The fairness of giving every person on earth an equal share of the atmosphere’s capacity to absorb our greenhouse gas emissions is difficult to deny. Why should anyone have a greater entitlement than others to use the earth’s atmosphere?
But, in addition to being fair, this scheme also has practical benefits. It would give developing nations a strong incentive to accept mandatory quotas, because if they can keep their per capita emissions low, they will have excess emissions rights to sell to the industrialized nations. The rich countries will benefit, too, because they will be able to choose their preferred mix of reducing emissions and buying up emissions rights from developing nations.
Now, here's the rub: I don't think there is enough pressure at this point for individual states, especially the United States, to take up the seriousness of the argument from fairness.

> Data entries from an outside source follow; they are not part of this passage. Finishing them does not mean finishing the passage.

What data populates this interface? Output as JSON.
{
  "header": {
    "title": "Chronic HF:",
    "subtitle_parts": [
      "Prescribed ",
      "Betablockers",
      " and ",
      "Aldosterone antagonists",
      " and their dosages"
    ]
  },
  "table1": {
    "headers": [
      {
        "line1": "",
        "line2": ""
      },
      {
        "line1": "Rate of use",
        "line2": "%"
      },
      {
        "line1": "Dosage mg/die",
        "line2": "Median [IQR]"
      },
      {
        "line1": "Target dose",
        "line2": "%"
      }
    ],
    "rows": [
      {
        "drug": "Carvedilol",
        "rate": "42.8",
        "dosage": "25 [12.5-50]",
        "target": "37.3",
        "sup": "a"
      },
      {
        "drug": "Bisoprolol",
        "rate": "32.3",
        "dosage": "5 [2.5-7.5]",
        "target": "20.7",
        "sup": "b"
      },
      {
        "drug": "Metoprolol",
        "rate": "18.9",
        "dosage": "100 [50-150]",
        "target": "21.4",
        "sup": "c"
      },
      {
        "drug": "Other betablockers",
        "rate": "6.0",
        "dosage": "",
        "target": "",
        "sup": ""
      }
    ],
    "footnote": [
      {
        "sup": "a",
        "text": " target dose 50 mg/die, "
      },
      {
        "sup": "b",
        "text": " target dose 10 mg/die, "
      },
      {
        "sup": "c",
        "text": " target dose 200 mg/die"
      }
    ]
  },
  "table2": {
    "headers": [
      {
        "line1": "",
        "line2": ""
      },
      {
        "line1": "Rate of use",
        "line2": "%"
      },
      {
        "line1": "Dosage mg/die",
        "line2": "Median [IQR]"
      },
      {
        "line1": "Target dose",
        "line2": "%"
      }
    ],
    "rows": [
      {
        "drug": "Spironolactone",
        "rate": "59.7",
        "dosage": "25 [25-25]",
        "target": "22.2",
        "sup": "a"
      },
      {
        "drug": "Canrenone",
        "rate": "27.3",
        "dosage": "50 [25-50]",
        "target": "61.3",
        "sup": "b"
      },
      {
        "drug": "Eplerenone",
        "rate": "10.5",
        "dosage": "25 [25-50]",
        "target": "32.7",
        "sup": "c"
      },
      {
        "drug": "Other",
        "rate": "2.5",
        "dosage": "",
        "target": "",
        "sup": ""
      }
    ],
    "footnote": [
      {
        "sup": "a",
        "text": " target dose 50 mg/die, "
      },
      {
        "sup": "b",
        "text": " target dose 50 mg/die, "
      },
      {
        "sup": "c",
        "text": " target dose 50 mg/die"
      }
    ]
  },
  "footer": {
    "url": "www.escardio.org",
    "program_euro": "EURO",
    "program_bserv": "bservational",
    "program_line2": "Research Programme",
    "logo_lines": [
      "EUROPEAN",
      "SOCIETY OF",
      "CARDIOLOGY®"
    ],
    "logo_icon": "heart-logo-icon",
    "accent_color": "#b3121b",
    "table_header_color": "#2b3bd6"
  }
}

Much of US federal policy is dictated by "national interest" (and, remember, this is almost always determined by particular economic interests), and the current administration is too beholden to a world-view that is so constricted it's a dot. There are already plenty of economic incentives to enter into climate change mitigation, but these seem to have made little dent in US federal policy or foreign policy, at least not relative to the gravity of the climate change problem. There are those in the US who look at climate change exclusively in terms of the damage caused to the national economy and geography and then suggest that the US can rather inexpensively adapt. That is the limit of the ethical claim for these people.
The key issue is that taking up a proposal like Singer's requires that we view the world in terms of more fully taking responsibility for our own actions, especially when those actions cause harm to others. It requires that we view non-citizens more fully in moral terms. But US policy - whether environmental, humanitarian or whatever - seems to me today to be concerned principally with US self-interest. Note how the US often demands of other countries things that it itself has no intention of doing (on, say, nuclear energy policy and proliferation). The ethics of self interest is the most primitive and unimaginative of ethical thinking. Much of our thinking about politics, economics, and so on remains at the normative level of self interest, whether individual or national. This is a cognitive framework for continual morally stunted policy.